To that end, The Parent Company has a social equity venture fund that offers capital and mentorship to Black and other minority cannabis entrepreneurs. The fund is led by Jay-Z and Roc Nation CEO Desiree Perez. Seeded with $10 million plus 2 percent of the company’s future net income, the fund has already invested in two Black-owned companies.
“Not only do we want to provide safe, effective products for the consumers in which we serve, but we want to build an industry from the ground up that’s more equitable,” he says. “That is not just a bottom line, top line objective for this organization. But we want to model what it’s like to be a great corporate citizen in this new emerging industry.”
The fund’s north star is providing opportunities for building generational wealth and helping right some of the wrongs done to minority communities by the war on drugs. (Study after study shows that people of color have been punished more harshly than white people for drugs offenses.)

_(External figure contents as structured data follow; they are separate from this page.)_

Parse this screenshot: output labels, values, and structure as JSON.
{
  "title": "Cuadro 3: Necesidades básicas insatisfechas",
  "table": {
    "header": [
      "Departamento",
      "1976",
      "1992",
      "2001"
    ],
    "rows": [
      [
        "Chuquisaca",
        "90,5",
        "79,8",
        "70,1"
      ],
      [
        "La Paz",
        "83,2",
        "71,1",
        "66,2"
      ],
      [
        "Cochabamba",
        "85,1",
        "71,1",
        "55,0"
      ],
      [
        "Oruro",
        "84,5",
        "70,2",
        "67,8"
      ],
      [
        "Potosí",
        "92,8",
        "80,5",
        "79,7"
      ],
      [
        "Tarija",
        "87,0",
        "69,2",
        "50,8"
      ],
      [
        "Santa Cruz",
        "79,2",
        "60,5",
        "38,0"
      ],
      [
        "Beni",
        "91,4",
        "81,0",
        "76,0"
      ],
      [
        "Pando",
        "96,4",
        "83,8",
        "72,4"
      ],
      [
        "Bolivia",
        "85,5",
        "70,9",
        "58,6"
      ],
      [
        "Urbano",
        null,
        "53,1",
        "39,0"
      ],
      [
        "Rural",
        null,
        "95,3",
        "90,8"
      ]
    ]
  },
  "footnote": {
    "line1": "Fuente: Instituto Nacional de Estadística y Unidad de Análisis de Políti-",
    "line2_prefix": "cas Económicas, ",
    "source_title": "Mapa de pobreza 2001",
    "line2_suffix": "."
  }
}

“I know people personally— my own family has been impacted by the war on drugs,” says Datcher. “I firmly believe that if we can actually build an equitable industry from the ground up from the very beginning, we’re going to all be proud of the industry that we build, because it’ll be inclusive and, importantly, it will allow others to participate in what’s going to be a really thriving economy.”
So what’s the first step if you’re interested in breaking into the cannabis industry?
Datcher suggests the same path that got him to his CEO role in the first place: a direct message.
“I’d ask folks that look like me to just inquire about those opportunities. Reach out to people like me,” he says. “It’s easier to find folks like me today than ever before. I’m my LinkedIn. Search away.”
Troy Datcher, CEO of The Parent Company, was interviewed for Yahoo Finance’s weekly program, “A Time for Change,” which explore issues of race, diversity and inclusion in the worlds of finance, business, politics and beyond.